Crystal structure, magnetic properties and molecular orbital calculations of a binuclear copper(II) complex bridged by an alkoxo-oxygen atom and an acetate ion

Abstract

[Cu 2(L)(O 2CMe)]·(C 3H 7NO) (L=1,3-bis(2,hydroxy-3-meythoxybenzlidene)propan-2-ol) was synthesized and its crystal structure determined. (C 21H 22N 2O 7Cu 2)·(C 3H 7NO) monoclinic, space group P2 1/ c, a=9.7670(10), b=21.059(2), c=12.5750(10) Å, β=92.308(8)°, V=2584.4(4) Å 3, Z=4. The Cu(II) ions are linked by the alkoxide oxygen of the Schiff base ligand on the oxygen atoms of the acetate ion.

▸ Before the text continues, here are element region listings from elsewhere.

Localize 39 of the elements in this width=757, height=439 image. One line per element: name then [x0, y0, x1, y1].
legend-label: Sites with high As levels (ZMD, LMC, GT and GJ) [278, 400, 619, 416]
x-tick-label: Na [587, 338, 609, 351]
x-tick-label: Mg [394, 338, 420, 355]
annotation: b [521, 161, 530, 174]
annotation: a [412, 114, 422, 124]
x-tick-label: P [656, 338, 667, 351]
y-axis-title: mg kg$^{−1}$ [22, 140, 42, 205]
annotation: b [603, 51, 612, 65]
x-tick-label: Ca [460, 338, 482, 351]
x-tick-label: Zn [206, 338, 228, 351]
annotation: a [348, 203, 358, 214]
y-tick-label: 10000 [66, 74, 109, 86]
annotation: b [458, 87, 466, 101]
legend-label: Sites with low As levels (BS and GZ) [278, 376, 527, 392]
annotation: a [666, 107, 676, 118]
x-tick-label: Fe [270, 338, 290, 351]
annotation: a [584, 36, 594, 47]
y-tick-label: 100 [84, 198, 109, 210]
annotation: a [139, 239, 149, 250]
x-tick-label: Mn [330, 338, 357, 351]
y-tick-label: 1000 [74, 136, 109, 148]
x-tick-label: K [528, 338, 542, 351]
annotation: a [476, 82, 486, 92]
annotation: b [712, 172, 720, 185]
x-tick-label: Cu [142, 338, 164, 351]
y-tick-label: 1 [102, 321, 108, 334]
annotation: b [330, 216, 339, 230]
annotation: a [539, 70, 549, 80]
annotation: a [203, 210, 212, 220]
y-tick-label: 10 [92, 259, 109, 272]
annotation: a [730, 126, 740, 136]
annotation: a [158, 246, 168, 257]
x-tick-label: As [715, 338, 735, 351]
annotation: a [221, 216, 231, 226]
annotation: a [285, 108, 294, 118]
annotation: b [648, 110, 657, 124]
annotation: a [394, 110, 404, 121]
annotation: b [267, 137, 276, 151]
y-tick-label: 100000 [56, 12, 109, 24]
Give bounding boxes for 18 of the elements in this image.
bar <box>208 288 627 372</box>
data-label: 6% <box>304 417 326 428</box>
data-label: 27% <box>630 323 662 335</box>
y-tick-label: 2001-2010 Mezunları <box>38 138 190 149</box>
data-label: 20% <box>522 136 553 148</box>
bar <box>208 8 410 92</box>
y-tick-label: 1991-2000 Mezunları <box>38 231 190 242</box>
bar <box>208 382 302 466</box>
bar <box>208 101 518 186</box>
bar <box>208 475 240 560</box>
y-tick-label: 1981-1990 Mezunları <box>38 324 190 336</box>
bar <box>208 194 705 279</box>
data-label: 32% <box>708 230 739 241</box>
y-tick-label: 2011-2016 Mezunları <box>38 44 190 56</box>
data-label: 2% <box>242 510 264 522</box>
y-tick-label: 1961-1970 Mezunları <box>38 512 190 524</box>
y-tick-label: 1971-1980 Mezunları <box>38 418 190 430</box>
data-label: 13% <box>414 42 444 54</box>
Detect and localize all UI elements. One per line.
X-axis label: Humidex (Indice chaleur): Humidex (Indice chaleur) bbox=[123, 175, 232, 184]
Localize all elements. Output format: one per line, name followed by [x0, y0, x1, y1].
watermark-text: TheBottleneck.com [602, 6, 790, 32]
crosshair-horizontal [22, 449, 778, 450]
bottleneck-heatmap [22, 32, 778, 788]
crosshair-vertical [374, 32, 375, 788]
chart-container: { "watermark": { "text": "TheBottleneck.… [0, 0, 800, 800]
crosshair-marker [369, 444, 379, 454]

The Cu⋯Cu distance and Cu–O–Cu angle are 3.154(2) Å and 107.0(2)°, respectively. Temperature-dependent magnetic susceptibility measurements of the complex show an intramolecular antiferromagnetic coupling in the dimeric Cu(II) core. The super-exchange coupling constant (−2 J) is 185.4 cm −1. Ab initio restricted Hartree–Fock (RHF) and semi-empirical extended Hückel molecular orbital calculations were performed for the explanation of the significant differences in antiferromagnetic interactions between homologous μ-alkoxo and acetate bridged dicopper(II) complexes. Ab initio restricted RHF calculations have shown that the acetate bridge and alkoxide bridge contribute to the magnetic interaction countercomplementary to reduce antiferromagnetic interaction.